Stan and Kyle Cochrane have not been able to seed their land near Griswold, Man. in the Assiniboine Valley. KAP said the total number of unseeded acres due to flooding this year - so far - is 920,000. (Jill Coubrough/CBC)

‚ÄčKAP met with farmers in Brandon, Man., on Thursday to talk about what they are seeing in flood damages. 

Chorney said KAP representatives spent Wednesday morning at the Manitoba Legislature talking to Agricultural Minister Ron Kostyshyn and his staff about setting up an  agri-recovery program.

It's not a fast process to develop these programs. But we want to make sure we're providing the best information possible to government and a forum like this is exactly where we get that information.

Chorney said farmers want to use the 2011 flood recovery program as a baseline. 

He said farmers are concerned about the second crest of the Assiniboine but expect it will be smaller than the first.

He said farmers knew well before the province sounded the alarm that flood waters were headed their way after heavy rains and recent storms from farm leaders in Saskatchewan that there was too much moisture and the tributaries were filling up. 

"We knew we already were at a high water level in the province before that. So it was pretty obvious we were going to have a problem. Although I never envisioned we would be as severely damaged as we have been."

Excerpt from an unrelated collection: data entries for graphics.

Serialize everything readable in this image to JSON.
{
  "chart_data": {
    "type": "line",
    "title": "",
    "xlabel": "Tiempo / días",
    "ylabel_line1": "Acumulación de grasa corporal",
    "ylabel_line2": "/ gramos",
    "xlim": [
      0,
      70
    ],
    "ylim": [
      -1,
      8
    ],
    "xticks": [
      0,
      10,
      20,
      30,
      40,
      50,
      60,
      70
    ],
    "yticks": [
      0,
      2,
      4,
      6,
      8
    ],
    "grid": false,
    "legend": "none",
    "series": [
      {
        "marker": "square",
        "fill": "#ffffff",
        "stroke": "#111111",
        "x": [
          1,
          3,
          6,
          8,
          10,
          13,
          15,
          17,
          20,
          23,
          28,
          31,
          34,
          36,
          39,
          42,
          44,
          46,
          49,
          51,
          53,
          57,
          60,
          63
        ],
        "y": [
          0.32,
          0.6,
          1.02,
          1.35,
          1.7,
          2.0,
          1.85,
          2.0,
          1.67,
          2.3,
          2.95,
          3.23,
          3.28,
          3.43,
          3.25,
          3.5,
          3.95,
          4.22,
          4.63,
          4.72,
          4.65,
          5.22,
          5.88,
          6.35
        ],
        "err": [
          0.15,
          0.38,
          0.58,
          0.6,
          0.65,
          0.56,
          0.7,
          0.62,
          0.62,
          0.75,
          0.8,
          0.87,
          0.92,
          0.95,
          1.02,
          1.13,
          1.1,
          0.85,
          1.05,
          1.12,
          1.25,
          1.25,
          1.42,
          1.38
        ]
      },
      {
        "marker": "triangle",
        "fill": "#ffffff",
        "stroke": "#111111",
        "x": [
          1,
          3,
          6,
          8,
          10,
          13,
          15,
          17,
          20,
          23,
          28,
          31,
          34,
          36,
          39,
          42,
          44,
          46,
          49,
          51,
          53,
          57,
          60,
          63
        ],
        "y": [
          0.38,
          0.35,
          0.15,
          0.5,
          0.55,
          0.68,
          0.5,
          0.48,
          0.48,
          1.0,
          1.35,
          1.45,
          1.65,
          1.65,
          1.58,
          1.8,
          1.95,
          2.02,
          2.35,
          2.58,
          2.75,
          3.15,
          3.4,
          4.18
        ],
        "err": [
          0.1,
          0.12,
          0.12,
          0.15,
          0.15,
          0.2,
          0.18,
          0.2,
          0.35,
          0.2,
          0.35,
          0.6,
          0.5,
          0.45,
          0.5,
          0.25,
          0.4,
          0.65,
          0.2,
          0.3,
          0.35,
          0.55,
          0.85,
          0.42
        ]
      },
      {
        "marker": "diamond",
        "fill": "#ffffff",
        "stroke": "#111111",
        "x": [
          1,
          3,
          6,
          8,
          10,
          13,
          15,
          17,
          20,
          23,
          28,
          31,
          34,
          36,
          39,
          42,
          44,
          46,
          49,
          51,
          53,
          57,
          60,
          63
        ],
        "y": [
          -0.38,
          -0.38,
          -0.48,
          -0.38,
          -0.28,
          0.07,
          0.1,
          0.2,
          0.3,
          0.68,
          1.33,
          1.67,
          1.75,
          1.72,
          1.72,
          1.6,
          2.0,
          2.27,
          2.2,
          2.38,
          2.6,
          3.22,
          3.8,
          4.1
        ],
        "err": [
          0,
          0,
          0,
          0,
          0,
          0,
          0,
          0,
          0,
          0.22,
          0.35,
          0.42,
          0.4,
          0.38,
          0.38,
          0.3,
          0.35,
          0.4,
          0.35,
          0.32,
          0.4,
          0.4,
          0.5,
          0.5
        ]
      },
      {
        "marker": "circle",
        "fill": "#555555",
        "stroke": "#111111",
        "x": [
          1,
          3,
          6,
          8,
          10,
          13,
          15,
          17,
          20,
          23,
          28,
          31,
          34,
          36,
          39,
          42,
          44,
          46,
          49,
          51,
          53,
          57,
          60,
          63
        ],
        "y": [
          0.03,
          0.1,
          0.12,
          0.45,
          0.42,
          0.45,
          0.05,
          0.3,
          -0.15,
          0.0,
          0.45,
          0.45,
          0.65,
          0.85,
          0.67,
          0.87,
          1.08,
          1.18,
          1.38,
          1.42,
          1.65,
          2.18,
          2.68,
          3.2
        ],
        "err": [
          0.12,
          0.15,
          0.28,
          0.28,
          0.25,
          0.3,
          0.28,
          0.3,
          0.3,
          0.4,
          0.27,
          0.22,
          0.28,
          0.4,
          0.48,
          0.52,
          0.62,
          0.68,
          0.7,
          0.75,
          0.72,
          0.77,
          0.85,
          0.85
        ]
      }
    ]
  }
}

Farmers' stories differ, common thread is major stress

Dozens of farmers showed up Thursday to tell KAP about what they are seeing this year. 

"We've lost 2,000 acres of production and that equates to over half a million dollars in gross revenue," said Walt Finlay who farms near Souris.

"I've lost 70 per cent of our seeded acres," Greg Fotheringham from Reston said. "Unplanted because of excess moisture."

Dwight Eisner from the Swan River area said he's lost close to a third of his crop. 

And Lorne Rossnagel said it's not just his crop he's losing. It's also taking a toll on his livestock

"We have a lot of problems with bad feed and stuff, and trying to breed when they're in mud and water the insects alone are really putting a lot of stress on the cattle," he said. 

Farmers can only apply for crop insurance if they get the crop in. So many are looking to disaster financial assistance for help. 

But some, like Stan Cochrane, who farms near Griswold, Man,, are skeptical that will amount to much, if anything.

"We still never received a cent [from 2011]," he said. 

Cochrane said farmers can only cash in on that kind of assistance when fields are artificially flooded. "It's kind of a two tier system as far as I'm concerned," he said. 

Conservative MP for Brandon - Souris Larry Maguire called on the Assiniboine River Basin Commission to be proactive with future floods.